Azerbaycan'da Gülen Cemaati'ne ait 11 okul ve 13 dershane kamuya devredildi. 17 Aralık operasyonu sonrası Türkiye'de gün yüzüne çıkan cemaat tabanlı 'paralel yapı'nın yurt dışında çeşitli ülkelerde de benzer bir yapıya gittiği ortaya çıkmıştı. Son olarak Azerbaycan'da cemaate ait okulların başında bulunan Enver Özeren'in Fethullah Gülen'e yazdığı mektup Azeri bir sitede yayınlanmış, mektup içeriği nedeniyle Azerbaycan'da şok etkisi yapmıştı. Mektupta yapının Azerbaycan'da birçok kamu kurumunda kadrolaştığı belirtilmekte, cemaatin yabancı ülkelerde bulunan nüfuzu kullanılarak, Azerbaycan üzerinde baskı kurulması istenmekteydi. Cemaat medyası bu mektubun varlığını yalanlasa da Azerbaycan'daki gelişmeler aksini gösteriyor. Özbekistan ve Rusya'da da cemaatin faaliyetleri daha önce yasaklanmıştı. Cemaatin ABD istibarat kuruluşu CIA'nın paravanı olarak görev yaptığı, bu okullarda çalışan öğretmen ve yetkililerin bir çoğunun ABD istihbaratı adına faaliyet gösterdiği şüpheleri dile getirilmişti.

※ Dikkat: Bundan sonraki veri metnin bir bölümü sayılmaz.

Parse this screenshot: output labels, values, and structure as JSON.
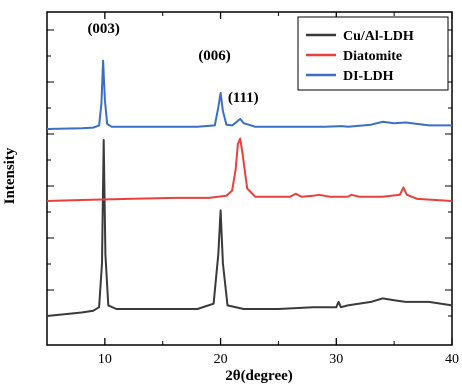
{
  "chart_data": {
    "type": "line",
    "xlabel": "2θ(degree)",
    "ylabel": "Intensity",
    "xlim": [
      5,
      40
    ],
    "xticks": [
      "10",
      "20",
      "30",
      "40"
    ],
    "xtick_values": [
      10,
      20,
      30,
      40
    ],
    "yticks_labeled": false,
    "grid": false,
    "legend_position": "top-right",
    "annotations": [
      {
        "text": "(003)",
        "x": 9.9
      },
      {
        "text": "(006)",
        "x": 20.0
      },
      {
        "text": "(111)",
        "x": 21.7
      }
    ],
    "series": [
      {
        "name": "Cu/Al-LDH",
        "color": "#3a3a3a",
        "x": [
          5,
          8,
          9,
          9.5,
          9.75,
          9.9,
          10.05,
          10.3,
          11,
          13,
          16,
          18,
          19.4,
          19.8,
          20.0,
          20.2,
          20.6,
          22,
          25,
          28,
          30,
          30.2,
          30.4,
          31,
          33,
          34,
          35,
          36,
          38,
          40
        ],
        "y": [
          0.0,
          0.02,
          0.03,
          0.05,
          0.3,
          1.0,
          0.35,
          0.06,
          0.04,
          0.04,
          0.04,
          0.04,
          0.07,
          0.35,
          0.6,
          0.3,
          0.06,
          0.04,
          0.04,
          0.05,
          0.05,
          0.08,
          0.05,
          0.06,
          0.08,
          0.1,
          0.09,
          0.08,
          0.08,
          0.06
        ]
      },
      {
        "name": "Diatomite",
        "color": "#e8413c",
        "x": [
          5,
          8,
          12,
          16,
          19,
          20.5,
          21.0,
          21.3,
          21.5,
          21.7,
          21.9,
          22.3,
          23,
          26,
          26.5,
          27,
          28,
          28.5,
          29.5,
          31,
          31.3,
          32,
          34,
          35.5,
          35.8,
          36.1,
          37,
          40
        ],
        "y": [
          0.0,
          0.01,
          0.02,
          0.03,
          0.03,
          0.05,
          0.1,
          0.3,
          0.55,
          0.6,
          0.45,
          0.12,
          0.04,
          0.04,
          0.07,
          0.04,
          0.05,
          0.06,
          0.04,
          0.04,
          0.06,
          0.04,
          0.04,
          0.06,
          0.13,
          0.06,
          0.02,
          0.0
        ]
      },
      {
        "name": "DI-LDH",
        "color": "#3a6fc4",
        "x": [
          5,
          8,
          9,
          9.5,
          9.7,
          9.85,
          10.0,
          10.2,
          10.6,
          12,
          15,
          18,
          19.5,
          19.8,
          20.0,
          20.2,
          20.5,
          21.0,
          21.4,
          21.7,
          22.0,
          23,
          26,
          29,
          30.5,
          31,
          33,
          34,
          35,
          36,
          38,
          40
        ],
        "y": [
          0.0,
          0.01,
          0.02,
          0.05,
          0.35,
          0.95,
          0.4,
          0.07,
          0.03,
          0.03,
          0.03,
          0.03,
          0.05,
          0.3,
          0.5,
          0.25,
          0.06,
          0.05,
          0.1,
          0.14,
          0.08,
          0.03,
          0.03,
          0.03,
          0.04,
          0.03,
          0.06,
          0.1,
          0.08,
          0.09,
          0.05,
          0.05
        ]
      }
    ]
  }
}
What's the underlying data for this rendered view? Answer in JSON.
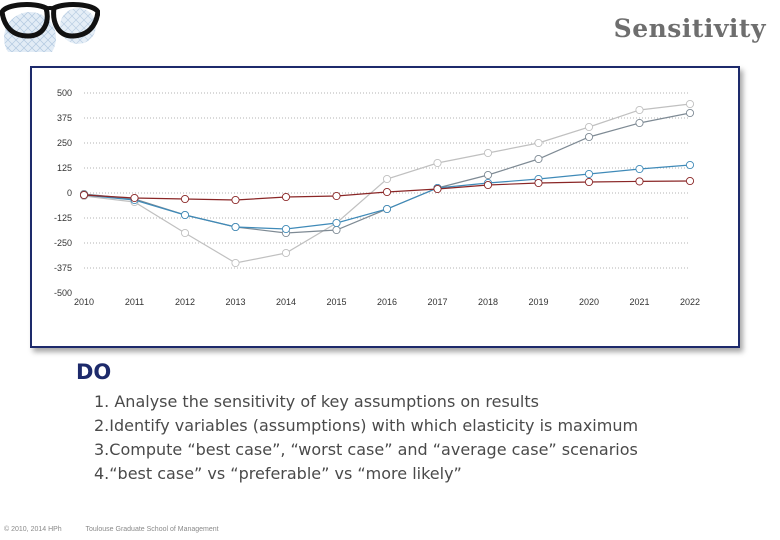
{
  "slide": {
    "title": "Sensitivity"
  },
  "do_section": {
    "heading": "DO",
    "items": [
      "1. Analyse the sensitivity of key assumptions on results",
      "2.Identify variables (assumptions)  with which elasticity is maximum",
      "3.Compute “best case”, “worst case” and “average case” scenarios",
      "4.“best case” vs “preferable” vs “more likely”"
    ]
  },
  "footer": {
    "copyright": "© 2010, 2014 HPh",
    "school": "Toulouse Graduate School of Management"
  },
  "chart_data": {
    "type": "line",
    "categories": [
      "2010",
      "2011",
      "2012",
      "2013",
      "2014",
      "2015",
      "2016",
      "2017",
      "2018",
      "2019",
      "2020",
      "2021",
      "2022"
    ],
    "ylim": [
      -500,
      500
    ],
    "yticks": [
      500,
      375,
      250,
      125,
      0,
      -125,
      -250,
      -375,
      -500
    ],
    "grid": true,
    "legend": "none",
    "series": [
      {
        "color": "#c0c0c0",
        "values": [
          -15,
          -45,
          -200,
          -350,
          -300,
          -150,
          70,
          150,
          200,
          250,
          330,
          415,
          445
        ]
      },
      {
        "color": "#7e8a94",
        "values": [
          -5,
          -30,
          -110,
          -170,
          -200,
          -185,
          -80,
          25,
          90,
          170,
          280,
          350,
          400
        ]
      },
      {
        "color": "#3f8ab8",
        "values": [
          -10,
          -35,
          -110,
          -170,
          -180,
          -150,
          -80,
          25,
          50,
          70,
          95,
          120,
          140
        ]
      },
      {
        "color": "#8a2626",
        "values": [
          -10,
          -25,
          -30,
          -35,
          -20,
          -15,
          5,
          20,
          40,
          50,
          55,
          58,
          60
        ]
      }
    ]
  }
}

06.03.2014 12:44 Paralel yapının Türkiye’dekine benzer bir yapılanmaya gittiğinin ortaya çıktığı Azerbaycan’da cemaate yönelik yaptırımlar gelmeye başladı. Azerbaycan'da Gülen Cemaati'ne ait 11 okul ve 13 dershane kamuya devredildi. Aralarında Bakü'deki Çağ-Kafkas Üniversitesi'nin de bulunduğu eğitim kurumları, Azerbaycan Petrol Ve Gaz Şirketi 'Socar'a bağlandı.
17 Aralık operasyonu sonrası Türkiye'de gün yüzüne çıkan "paralel yapı"nın yurt dışında da çeşitli ülkelerde benzer bir yapıya gittiği ortaya çıkmıştı. Son olarak Azerbaycan'da cemaate ait okulların başında bulunan Enver Özeren'in Fethullah Gülen'e yazdığı mektup Azeri bir sitede yayınlandı.
Mektupta yapının Azerbaycan'da birçok kamu kurumunda kadrolaştığı ifade edilmiş, cemaatin yabancı ülkelerde bulunan nüfuzunu kullanarak, Azerbaycan üzerinde baskı kurulması istenmişti.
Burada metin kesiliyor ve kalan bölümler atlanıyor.